On les appelles les morilles. Ce sont des champignons. Le genre du nom scientifique est Morchella: pour dire l’espèce il faudrait un mycologue, et donc nous allons nous arrêter ici.
Tout cela étant dit, si on avait parlé de morilles aux gens d’ici, ils vous auraient regardés d’un oeil interrogatif: cò a l’è ? Qu’est-ce que c’est ? Il aurait fallu dire : Pungola. Ah, les Pungole, ils auraient répondu, bien sûr qu’on connaît.
Un champignon avec une place d’exception dans l’imaginaire, dans l’appétit et dans la culture d’un peuple qui mesurait le temps avec le soleil et la suite des fruits de la terre.
Un champignon spécial, la Pungola – permettez-nous de l’appeler ainsi, pour faire résonner encore un moment l’ancien nom. Spécial car c’est le premier en absolu de l’année, parmi les comestibles, et premier au printemps, en avance de quelques semaines sur les bolets, qui sont prévus en mai, les noirs et durs comme des cailloux, qui poussent sous les hêtres sur la terre nue, exposée par le vent.
Ciselé et à la forme bizarre, ce champignon rappelle un rucher sauvage et plus encore une éponge. Une magie de quelques jours le long des cours d’eau et dans les zones humides et fraîches. Quelques jours, puis ils disparaissent pendant un an et ils nourrissent la légende.

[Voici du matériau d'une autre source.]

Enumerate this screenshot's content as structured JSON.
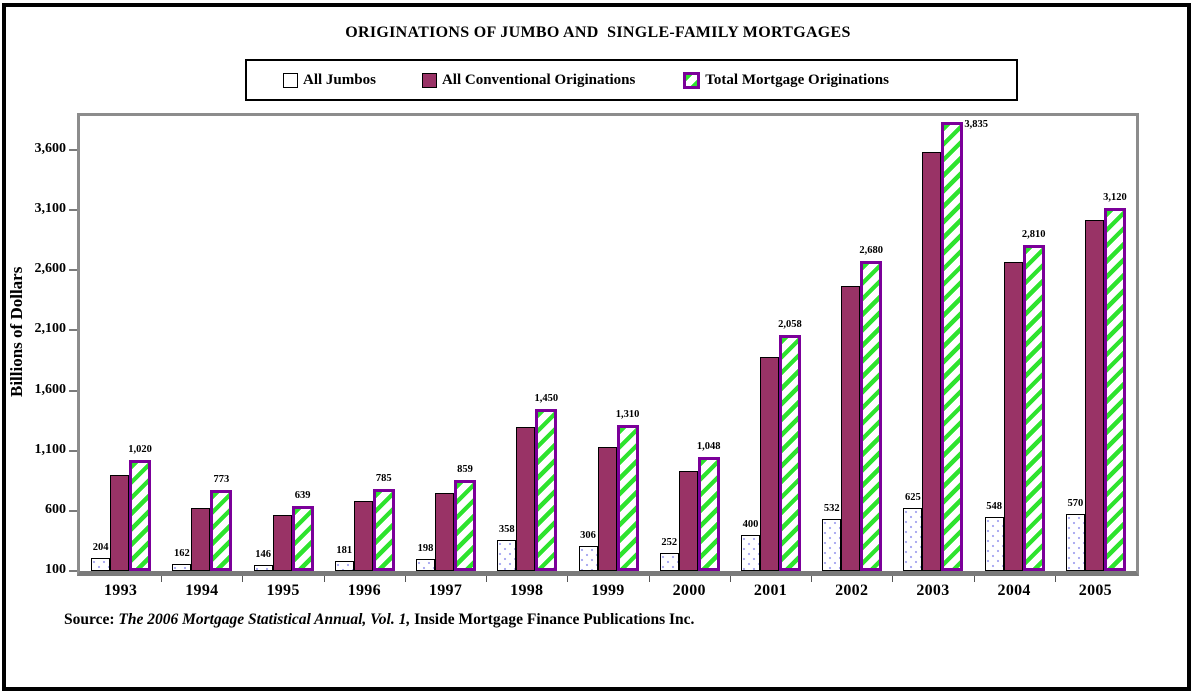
{
  "title": "ORIGINATIONS OF JUMBO AND  SINGLE-FAMILY MORTGAGES",
  "chart_data": {
    "type": "bar",
    "title": "ORIGINATIONS OF JUMBO AND  SINGLE-FAMILY MORTGAGES",
    "xlabel": "",
    "ylabel": "Billions of Dollars",
    "categories": [
      "1993",
      "1994",
      "1995",
      "1996",
      "1997",
      "1998",
      "1999",
      "2000",
      "2001",
      "2002",
      "2003",
      "2004",
      "2005"
    ],
    "series": [
      {
        "name": "All Jumbos",
        "values": [
          204,
          162,
          146,
          181,
          198,
          358,
          306,
          252,
          400,
          532,
          625,
          548,
          570
        ],
        "labels": [
          "204",
          "162",
          "146",
          "181",
          "198",
          "358",
          "306",
          "252",
          "400",
          "532",
          "625",
          "548",
          "570"
        ],
        "show_labels": true
      },
      {
        "name": "All Conventional Originations",
        "values": [
          895,
          620,
          565,
          680,
          745,
          1295,
          1130,
          930,
          1875,
          2470,
          3585,
          2665,
          3020
        ],
        "labels": [],
        "show_labels": false,
        "note": "values estimated from bar heights; no data labels printed on chart"
      },
      {
        "name": "Total Mortgage Originations",
        "values": [
          1020,
          773,
          639,
          785,
          859,
          1450,
          1310,
          1048,
          2058,
          2680,
          3835,
          2810,
          3120
        ],
        "labels": [
          "1,020",
          "773",
          "639",
          "785",
          "859",
          "1,450",
          "1,310",
          "1,048",
          "2,058",
          "2,680",
          "3,835",
          "2,810",
          "3,120"
        ],
        "show_labels": true
      }
    ],
    "ylim": [
      100,
      3882
    ],
    "yticks": [
      100,
      600,
      1100,
      1600,
      2100,
      2600,
      3100,
      3600
    ],
    "ytick_labels": [
      "100",
      "600",
      "1,100",
      "1,600",
      "2,100",
      "2,600",
      "3,100",
      "3,600"
    ],
    "grid": false,
    "legend_position": "top"
  },
  "source": {
    "prefix": "Source:  ",
    "italic": "The 2006 Mortgage Statistical Annual, Vol. 1,",
    "rest": " Inside Mortgage Finance Publications Inc."
  },
  "colors": {
    "jumbo_fill": "#FFFFFF",
    "jumbo_dot": "#A9A9F0",
    "jumbo_border": "#000000",
    "conventional_fill": "#993366",
    "conventional_border": "#000000",
    "total_fill": "#FFFFFF",
    "total_hatch_green": "#2EE32E",
    "total_border_purple": "#7B0099",
    "plot_frame_gray": "#8C8C8C",
    "axis_line_gray": "#7A7A7A",
    "text": "#000000"
  }
}
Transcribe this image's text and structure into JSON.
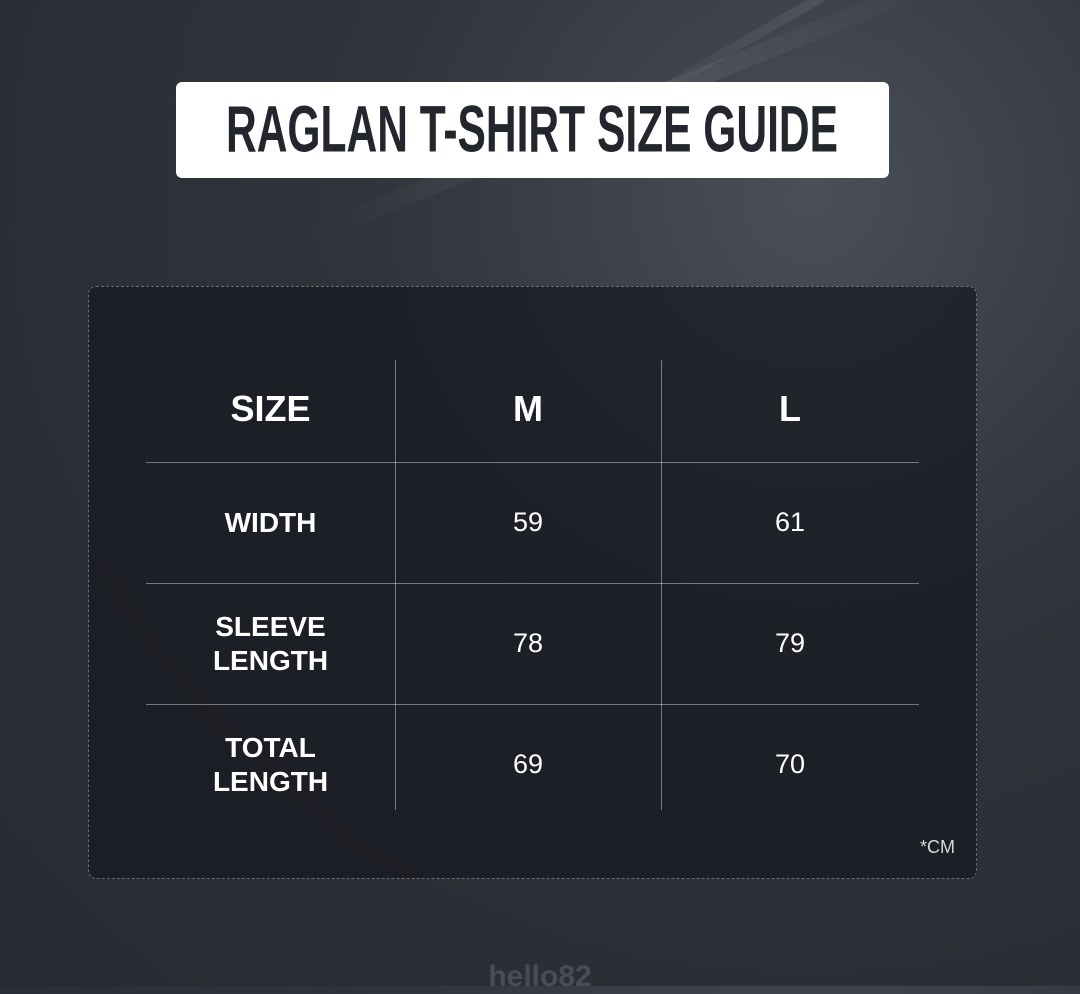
{
  "title": "RAGLAN T-SHIRT SIZE GUIDE",
  "table": {
    "header": [
      "SIZE",
      "M",
      "L"
    ],
    "rows": [
      [
        "WIDTH",
        "59",
        "61"
      ],
      [
        "SLEEVE LENGTH",
        "78",
        "79"
      ],
      [
        "TOTAL LENGTH",
        "69",
        "70"
      ]
    ]
  },
  "note": "*CM",
  "watermark": "hello82"
}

Bon à cuisiner en homelette avec de l’ail des ours – lui aussi, un cadeau du printemps – très bon pour enrichir de copieux rôtis, excellent pour préparer une inoubliable sauce pour les pâtes.
Sans égal pour ceux qui aiment les choses simples et précieuses, que l’on ne peut pas acheter, mais seulement mériter, par le savoir et le travail.
Et avec beaucoup de respect. Car s’ils le voudront, nos enfants aussi devront pouvoir s’user les yeux en allant à la recherche des Pungole. Fin avril. Demain, comme aujourd’hui, comme hier.